Malgré ces réussites, c’est surtout sa façon d’être, simple et facile d’accès, qui ressortait.

Un épisode illustre cette dimension humaine : lors du Jeddah E-Prix en février 2025, un échange particulièrement tendu a eu lieu au sujet de la tentative de rachat avortée de l’équipe Maserati MSG. Des mots durs ont été prononcés. Pourtant, moins d’une heure plus tard, les mains se serraient sur la grille et les excuses étaient acceptées de part et d’autre.

Cela résumait bien Cyril Blais : l’impression persistante qu’il était là pour la course, et non pour les jeux politiques et économiques inévitables du paddock.

Il manquera profondément dans les paddocks et les pitlanes du monde entier, ces lieux mêmes où il s’épanouissait et où il gagnait, au fil des saisons, un respect unanime.

Conclusion

La Formula E perd un directeur d’équipe estimé, un ingénieur reconnu et un homme de paddock au sens plein du terme. Alors que la communauté se prépare à lui rendre hommage à Tokyo, son héritage se mesure autant en résultats qu’en esprit de course. La suite s’écrira sans lui, mais l’exigence, la dignité et la passion qu’il incarnait continueront d’inspirer ceux qui font vivre ce championnat.

Foire aux Questions

Qui était Cyril Blais en Formula E ?

Cyril Blais était le directeur d’équipe de Citroën Racing en Formula E et le responsable de Monaco Sports Group (MSG), structure qui a exploité opérationnellement les équipes Maserati puis Citroën ces dernières saisons.

Qu’est-ce que Monaco Sports Group (MSG) dans ce contexte ?

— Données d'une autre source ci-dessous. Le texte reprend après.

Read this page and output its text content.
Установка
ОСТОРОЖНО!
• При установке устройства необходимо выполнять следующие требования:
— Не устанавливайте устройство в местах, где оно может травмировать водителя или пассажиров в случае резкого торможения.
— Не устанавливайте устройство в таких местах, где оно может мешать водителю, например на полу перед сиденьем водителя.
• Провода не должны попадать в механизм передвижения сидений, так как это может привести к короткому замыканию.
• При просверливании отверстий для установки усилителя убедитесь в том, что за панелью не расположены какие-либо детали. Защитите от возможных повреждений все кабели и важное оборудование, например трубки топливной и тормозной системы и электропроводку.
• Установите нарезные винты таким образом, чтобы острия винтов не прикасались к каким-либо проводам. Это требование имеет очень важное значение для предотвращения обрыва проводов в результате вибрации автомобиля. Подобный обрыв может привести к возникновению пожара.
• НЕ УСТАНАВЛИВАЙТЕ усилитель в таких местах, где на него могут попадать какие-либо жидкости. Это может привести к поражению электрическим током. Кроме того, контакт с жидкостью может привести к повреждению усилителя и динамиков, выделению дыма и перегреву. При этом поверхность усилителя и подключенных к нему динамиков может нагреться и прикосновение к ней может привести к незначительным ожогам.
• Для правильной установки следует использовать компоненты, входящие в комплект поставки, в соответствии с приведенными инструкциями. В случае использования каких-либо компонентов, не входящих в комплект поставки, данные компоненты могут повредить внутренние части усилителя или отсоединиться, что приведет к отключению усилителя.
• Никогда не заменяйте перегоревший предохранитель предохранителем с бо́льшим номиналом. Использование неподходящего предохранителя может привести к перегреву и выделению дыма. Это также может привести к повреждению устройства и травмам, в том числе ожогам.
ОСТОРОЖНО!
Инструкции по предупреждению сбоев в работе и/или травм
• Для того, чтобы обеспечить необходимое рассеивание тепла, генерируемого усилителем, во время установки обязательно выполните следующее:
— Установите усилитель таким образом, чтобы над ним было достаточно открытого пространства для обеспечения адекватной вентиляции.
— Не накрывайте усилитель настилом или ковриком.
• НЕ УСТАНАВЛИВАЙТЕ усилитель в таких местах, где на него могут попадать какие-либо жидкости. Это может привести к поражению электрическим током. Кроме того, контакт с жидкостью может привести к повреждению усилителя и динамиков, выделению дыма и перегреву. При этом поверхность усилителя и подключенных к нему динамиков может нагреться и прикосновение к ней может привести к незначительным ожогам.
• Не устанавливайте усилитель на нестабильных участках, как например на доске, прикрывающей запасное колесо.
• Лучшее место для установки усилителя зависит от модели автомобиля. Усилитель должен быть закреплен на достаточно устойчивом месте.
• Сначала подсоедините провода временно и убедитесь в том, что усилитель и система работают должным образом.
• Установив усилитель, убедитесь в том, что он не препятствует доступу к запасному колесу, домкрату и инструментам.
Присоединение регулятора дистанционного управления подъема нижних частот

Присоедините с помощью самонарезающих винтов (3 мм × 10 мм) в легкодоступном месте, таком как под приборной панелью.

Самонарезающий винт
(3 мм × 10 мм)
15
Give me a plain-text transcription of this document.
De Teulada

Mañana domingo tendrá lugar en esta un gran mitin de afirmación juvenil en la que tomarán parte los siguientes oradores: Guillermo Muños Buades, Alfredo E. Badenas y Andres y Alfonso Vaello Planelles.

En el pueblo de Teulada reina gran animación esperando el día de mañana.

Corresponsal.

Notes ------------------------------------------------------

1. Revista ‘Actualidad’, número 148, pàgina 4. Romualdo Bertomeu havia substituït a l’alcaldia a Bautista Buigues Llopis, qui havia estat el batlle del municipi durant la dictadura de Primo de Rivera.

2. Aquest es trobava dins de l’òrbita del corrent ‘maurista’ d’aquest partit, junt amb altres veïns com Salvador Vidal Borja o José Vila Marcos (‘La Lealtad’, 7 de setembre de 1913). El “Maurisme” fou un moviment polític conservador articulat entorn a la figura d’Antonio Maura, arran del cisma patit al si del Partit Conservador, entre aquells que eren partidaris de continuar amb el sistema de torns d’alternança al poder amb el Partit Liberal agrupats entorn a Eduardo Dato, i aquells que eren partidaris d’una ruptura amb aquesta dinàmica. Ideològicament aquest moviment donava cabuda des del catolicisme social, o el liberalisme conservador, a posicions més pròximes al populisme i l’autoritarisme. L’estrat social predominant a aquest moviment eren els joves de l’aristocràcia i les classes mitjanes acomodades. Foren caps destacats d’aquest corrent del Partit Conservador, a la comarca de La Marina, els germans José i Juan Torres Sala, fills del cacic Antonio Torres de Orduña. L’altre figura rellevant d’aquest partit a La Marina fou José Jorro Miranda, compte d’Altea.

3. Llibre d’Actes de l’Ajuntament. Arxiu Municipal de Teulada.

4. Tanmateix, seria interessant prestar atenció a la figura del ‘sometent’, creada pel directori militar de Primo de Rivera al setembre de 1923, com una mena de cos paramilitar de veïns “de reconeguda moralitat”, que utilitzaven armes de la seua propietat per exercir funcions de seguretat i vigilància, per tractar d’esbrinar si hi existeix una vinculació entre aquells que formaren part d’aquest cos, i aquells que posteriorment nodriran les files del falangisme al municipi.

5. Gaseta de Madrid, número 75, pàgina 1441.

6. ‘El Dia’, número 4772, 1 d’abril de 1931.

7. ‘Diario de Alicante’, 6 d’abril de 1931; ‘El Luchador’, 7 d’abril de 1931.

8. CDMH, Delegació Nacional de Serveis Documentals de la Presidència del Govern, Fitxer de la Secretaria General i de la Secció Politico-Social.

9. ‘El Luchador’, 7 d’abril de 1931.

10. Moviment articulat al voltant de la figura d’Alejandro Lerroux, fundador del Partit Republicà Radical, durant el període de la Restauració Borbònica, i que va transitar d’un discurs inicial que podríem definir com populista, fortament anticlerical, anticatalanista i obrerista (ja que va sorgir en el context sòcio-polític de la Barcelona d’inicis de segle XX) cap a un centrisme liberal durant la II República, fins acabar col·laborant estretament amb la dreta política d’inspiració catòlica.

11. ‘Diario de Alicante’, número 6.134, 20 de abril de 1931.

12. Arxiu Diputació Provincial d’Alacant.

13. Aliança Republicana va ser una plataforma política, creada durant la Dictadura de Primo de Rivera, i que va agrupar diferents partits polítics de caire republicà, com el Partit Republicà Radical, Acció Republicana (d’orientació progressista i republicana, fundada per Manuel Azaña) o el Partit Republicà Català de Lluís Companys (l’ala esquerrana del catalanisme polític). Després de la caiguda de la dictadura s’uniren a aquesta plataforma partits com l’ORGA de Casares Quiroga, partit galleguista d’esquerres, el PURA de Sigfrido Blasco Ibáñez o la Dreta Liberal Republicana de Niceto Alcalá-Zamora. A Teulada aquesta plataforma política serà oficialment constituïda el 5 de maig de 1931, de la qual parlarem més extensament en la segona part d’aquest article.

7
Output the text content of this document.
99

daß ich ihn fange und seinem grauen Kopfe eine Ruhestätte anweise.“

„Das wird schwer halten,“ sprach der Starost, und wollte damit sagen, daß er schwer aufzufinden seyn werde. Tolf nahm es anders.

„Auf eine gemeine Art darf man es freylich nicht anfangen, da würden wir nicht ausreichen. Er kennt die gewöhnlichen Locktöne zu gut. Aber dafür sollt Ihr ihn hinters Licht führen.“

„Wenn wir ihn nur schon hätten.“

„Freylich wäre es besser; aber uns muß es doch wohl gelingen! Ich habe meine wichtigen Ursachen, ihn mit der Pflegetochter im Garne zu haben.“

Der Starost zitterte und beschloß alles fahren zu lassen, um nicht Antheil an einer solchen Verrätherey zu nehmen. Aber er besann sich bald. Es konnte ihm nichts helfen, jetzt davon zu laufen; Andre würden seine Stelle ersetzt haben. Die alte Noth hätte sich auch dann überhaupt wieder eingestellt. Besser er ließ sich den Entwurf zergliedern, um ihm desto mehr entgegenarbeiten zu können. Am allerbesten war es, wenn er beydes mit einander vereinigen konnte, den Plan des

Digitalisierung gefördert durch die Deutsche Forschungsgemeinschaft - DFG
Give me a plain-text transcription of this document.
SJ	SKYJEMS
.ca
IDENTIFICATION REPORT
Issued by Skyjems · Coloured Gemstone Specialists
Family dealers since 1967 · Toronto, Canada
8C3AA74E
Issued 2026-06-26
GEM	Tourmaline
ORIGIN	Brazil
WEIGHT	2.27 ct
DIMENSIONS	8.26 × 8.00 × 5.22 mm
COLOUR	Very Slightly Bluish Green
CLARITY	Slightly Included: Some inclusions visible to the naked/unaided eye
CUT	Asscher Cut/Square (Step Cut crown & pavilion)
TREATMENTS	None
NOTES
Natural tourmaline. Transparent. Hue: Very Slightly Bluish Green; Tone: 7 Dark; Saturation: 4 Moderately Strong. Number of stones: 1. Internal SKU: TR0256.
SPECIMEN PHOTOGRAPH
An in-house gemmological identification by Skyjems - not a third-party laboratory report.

MSG est l’organisation qui assurait la gestion opérationnelle de l’équipe en Formula E. Elle a porté l’entité sous l’appellation Maserati MSG, puis a accompagné la transition vers Citroën Racing.

Pourquoi parle-t-on d’un arrêt « PitBoost » dans une victoire marquante ?

L’article mentionne un pari stratégique lié à un arrêt PitBoost effectué tôt par Stoffel Vandoorne, puis une opportunité créée par un drapeau rouge. L’idée clé est qu’une décision de timing aux stands, combinée aux circonstances de course, a permis de renverser le scénario et d’aller chercher la victoire.

Quel a été le parcours de Cyril Blais avant la Formula E ?

Avant d’évoluer au plus haut niveau en Formula E, il a travaillé en catégories juniors, notamment en Formule 3 et en Formule 2 (avec Manor Motorsport et Arden). Il était diplômé d’un master en dynamique du véhicule à Kingston University.

Un hommage est-il prévu en course ?

Oui. Il est indiqué que l’équipe Citroën Racing Formula E et l’ensemble de la communauté de la Formula E rendront hommage à Cyril Blais lors du Tokyo E-Prix de ce week-end, afin de saluer sa contribution au sport.